While Utah’s system was particularly broken, the basic motivation behind the policy that was struck down makes some sense. Malpractice lawsuits are expensive for the participants and complicated for the judges. Therefore, before setting foot in the courtroom, around twenty-nine states require some sort of pre-litigation mediation or review to weed out frivolous cases, reach potential compromises, and establish basic medical facts related to a given case. In many states, medical boards are not involved in this process, and things work reasonably well.
However, in Utah, the medical board expanded this process into a parallel judicial system heavily biased in favor of licensed practitioners. To sue for malpractice, plaintiffs must appear before the Division of Occupational and Professional Licensing (DOPL) to go through a preliminary hearing.
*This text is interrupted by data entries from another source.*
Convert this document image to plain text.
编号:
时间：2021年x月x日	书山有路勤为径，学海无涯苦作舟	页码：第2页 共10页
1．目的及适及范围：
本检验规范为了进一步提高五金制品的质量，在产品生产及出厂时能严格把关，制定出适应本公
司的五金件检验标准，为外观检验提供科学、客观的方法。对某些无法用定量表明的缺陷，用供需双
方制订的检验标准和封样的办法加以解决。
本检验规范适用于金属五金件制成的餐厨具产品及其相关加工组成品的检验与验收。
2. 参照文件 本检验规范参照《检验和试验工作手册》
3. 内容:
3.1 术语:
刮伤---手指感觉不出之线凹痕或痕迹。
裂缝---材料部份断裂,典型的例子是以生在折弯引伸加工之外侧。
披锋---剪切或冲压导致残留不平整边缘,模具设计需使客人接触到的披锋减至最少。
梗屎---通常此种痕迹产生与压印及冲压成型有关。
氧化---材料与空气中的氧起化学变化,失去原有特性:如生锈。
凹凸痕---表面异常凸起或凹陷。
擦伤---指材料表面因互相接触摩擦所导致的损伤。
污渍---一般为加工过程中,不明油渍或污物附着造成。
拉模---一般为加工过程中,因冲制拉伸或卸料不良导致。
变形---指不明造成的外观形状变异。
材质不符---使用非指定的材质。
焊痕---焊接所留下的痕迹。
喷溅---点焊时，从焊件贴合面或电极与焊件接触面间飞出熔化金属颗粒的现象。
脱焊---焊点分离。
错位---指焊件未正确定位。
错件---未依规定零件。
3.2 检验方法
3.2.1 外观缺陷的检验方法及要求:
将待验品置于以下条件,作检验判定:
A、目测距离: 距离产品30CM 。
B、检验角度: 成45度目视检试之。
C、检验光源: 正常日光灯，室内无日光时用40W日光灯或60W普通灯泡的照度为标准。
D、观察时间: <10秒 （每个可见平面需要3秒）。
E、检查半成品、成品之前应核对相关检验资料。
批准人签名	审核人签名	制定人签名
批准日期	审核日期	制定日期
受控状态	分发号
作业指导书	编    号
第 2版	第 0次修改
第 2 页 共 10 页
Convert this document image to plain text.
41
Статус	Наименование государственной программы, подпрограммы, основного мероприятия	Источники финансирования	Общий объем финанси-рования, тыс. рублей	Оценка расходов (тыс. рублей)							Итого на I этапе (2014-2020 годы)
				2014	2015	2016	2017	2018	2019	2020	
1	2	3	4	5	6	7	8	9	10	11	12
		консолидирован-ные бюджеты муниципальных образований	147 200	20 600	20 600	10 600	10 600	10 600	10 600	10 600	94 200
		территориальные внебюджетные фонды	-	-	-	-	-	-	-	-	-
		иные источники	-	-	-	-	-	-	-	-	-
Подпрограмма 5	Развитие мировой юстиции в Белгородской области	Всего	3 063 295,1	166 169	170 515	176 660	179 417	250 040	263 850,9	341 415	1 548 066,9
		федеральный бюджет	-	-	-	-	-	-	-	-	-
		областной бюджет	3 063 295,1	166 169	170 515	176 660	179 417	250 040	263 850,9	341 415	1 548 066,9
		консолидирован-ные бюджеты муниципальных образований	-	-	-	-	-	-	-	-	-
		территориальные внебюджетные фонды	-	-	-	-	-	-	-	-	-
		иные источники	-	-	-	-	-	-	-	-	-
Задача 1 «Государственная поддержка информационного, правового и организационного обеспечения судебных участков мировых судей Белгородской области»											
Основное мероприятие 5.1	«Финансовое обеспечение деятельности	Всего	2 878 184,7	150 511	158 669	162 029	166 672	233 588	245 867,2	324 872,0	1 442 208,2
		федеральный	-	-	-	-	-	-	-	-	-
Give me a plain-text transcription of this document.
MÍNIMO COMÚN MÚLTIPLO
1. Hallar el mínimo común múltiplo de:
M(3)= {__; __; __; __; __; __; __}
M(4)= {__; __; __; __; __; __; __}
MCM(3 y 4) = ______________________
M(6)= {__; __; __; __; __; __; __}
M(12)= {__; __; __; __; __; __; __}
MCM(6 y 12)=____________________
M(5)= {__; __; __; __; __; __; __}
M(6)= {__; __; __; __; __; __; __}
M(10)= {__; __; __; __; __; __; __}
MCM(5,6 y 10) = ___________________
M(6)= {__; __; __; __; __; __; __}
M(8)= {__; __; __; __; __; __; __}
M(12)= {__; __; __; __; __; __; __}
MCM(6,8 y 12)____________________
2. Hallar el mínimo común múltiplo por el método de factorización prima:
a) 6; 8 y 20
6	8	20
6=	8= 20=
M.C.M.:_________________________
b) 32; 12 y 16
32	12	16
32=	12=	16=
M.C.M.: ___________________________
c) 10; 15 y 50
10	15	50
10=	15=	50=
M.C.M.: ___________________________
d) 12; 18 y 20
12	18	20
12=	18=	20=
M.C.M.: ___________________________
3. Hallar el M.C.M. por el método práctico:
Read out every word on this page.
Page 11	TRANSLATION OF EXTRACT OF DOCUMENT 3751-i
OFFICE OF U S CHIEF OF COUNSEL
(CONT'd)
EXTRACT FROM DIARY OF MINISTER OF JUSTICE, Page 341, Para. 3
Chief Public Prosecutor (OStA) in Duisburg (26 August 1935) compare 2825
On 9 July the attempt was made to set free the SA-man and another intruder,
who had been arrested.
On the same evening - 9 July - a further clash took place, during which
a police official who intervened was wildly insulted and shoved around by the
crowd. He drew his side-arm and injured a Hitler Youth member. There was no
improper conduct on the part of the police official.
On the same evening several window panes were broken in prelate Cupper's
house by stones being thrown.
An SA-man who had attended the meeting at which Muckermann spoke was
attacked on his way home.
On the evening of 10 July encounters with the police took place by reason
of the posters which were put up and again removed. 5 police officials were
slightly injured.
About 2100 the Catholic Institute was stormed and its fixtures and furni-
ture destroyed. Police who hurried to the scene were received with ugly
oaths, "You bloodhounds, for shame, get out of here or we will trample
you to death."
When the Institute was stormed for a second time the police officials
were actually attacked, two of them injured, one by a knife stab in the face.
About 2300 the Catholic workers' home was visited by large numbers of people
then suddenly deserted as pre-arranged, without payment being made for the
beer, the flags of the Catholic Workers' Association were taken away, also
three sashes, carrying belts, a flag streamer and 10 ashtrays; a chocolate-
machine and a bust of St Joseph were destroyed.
In 2010, the state legislature gave the DOPL authority to reject cases, preventing further legal proceedings. One of those rejections hit Yolanda Vega, who was seeking justice for the sudden death of her 44-year-old husband after minor surgery. After significant legal wrangling, she finally arrived at the Utah Supreme Court, which ruled unanimously in her favor.
Judge Deno Himonas objected to the “total disposition of a case…outside of the courts, without any standard judicial process or the consent of the parties.” While the 2010 law was struck down for violation of due process rights, there are profound policy objections to this entire quasi-judicial system. A medical board of doctors, by doctors, and for doctors is not an impartial body fit to review malpractice cases. Lawyers familiar with Utah’s system say that the medical board “nearly always” finds claims non-meritorious on the first petition. These findings are unsurprising given licensing boards’ systemic failure to discipline doctors on matters as basic as sexual misconduct.
People are well aware that public-sector unions can bias government policy against cutting administrative bloat or abating law enforcement abuses (those on the left point to police unions, and those on the right will point to virtually any other public sector union). However, many do not realize the comparable danger in delegating tremendous powers to professional licensing boards. As this Utah case demonstrates, these boards (read: guilds) far too often serve the interests of the practitioners they are supposed to regulate rather than those of patients.